The plaintiffs are “Black, Latino, and veteran business owners,” according to a press release from the Coalition for Social Equity Justice in Cannabis. According to the complaint, various plaintiffs have served in the U.S. Army, Marines and National Guard and lived in Illinois’ “Disproportionately Impacted Areas.”
“We deserve to know why they failed to score our applications,” said Eva Hernandez, a veteran and social equity applicant, in a prepared statement from the release. “We put in the work, paid the fees, and responded to their requests for information. We deserve the same consideration and the same opportunity as everyone else.”
The complaint in the lawsuit was filed Oct. 5, the same day another lawsuit was filed in the Illinois Supreme Court. (That one was brought forth by finalists in Illinois’ license lottery who claimed Gov. J.B. Pritzker could not offer previously disqualified applicants a second chance.)
On Oct. 6, the plaintiffs in the circuit court lawsuit also petitioned for a “temporary restraining order, motion for preliminary injunction and motion for expedited discovery,” according to court records.

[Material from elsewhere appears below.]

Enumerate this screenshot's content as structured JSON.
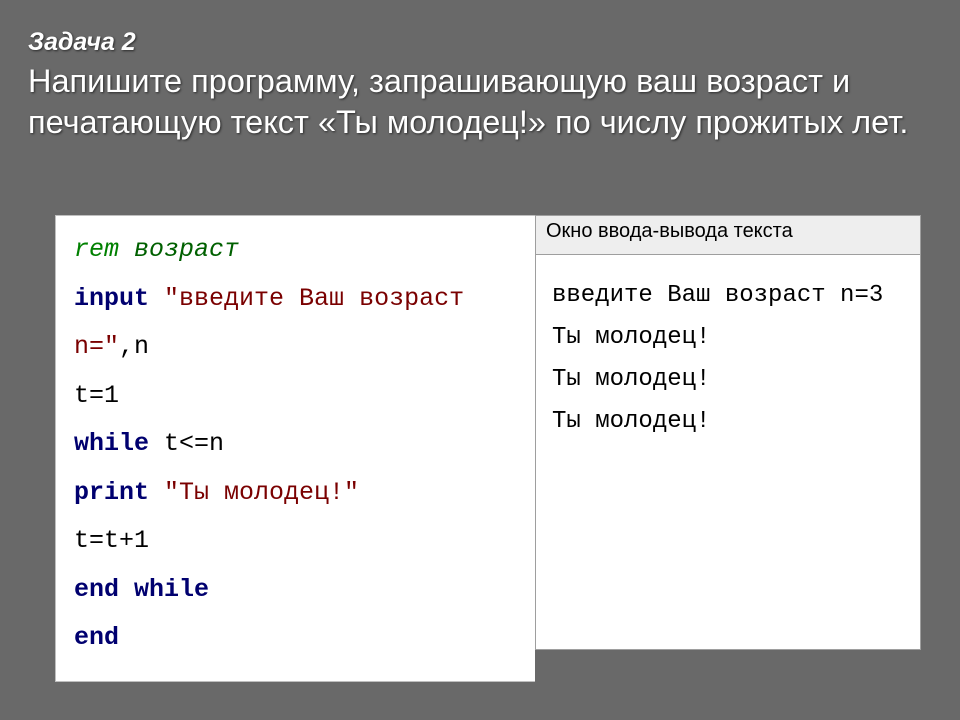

They requested that the court subpoena KPMG, the Big Four accounting firm that scored the applications, to answer questions and provide insight into the scoring process. The plaintiffs asked about, among other things, the “basis of disqualification” for each of them, a description of “the process for issuing deficiency notices” (which they asserted in the complaint were “flawed and inconsistent”) and an identification of each person who knows how KPMG’s portal for applications works.
“IDFPR has acknowledged that there were problems with the review and scoring process,” Claudette Miller, an attorney for the plaintiffs, said in the press release. “These plaintiffs did respond on time to deficiency notices, so that cannot be the reason they were disqualified. The Department is committed to remedying scoring mistakes, but applicants who never even got a chance to be scored are being left behind. All we are asking for is an equal opportunity for everyone who followed the rules.”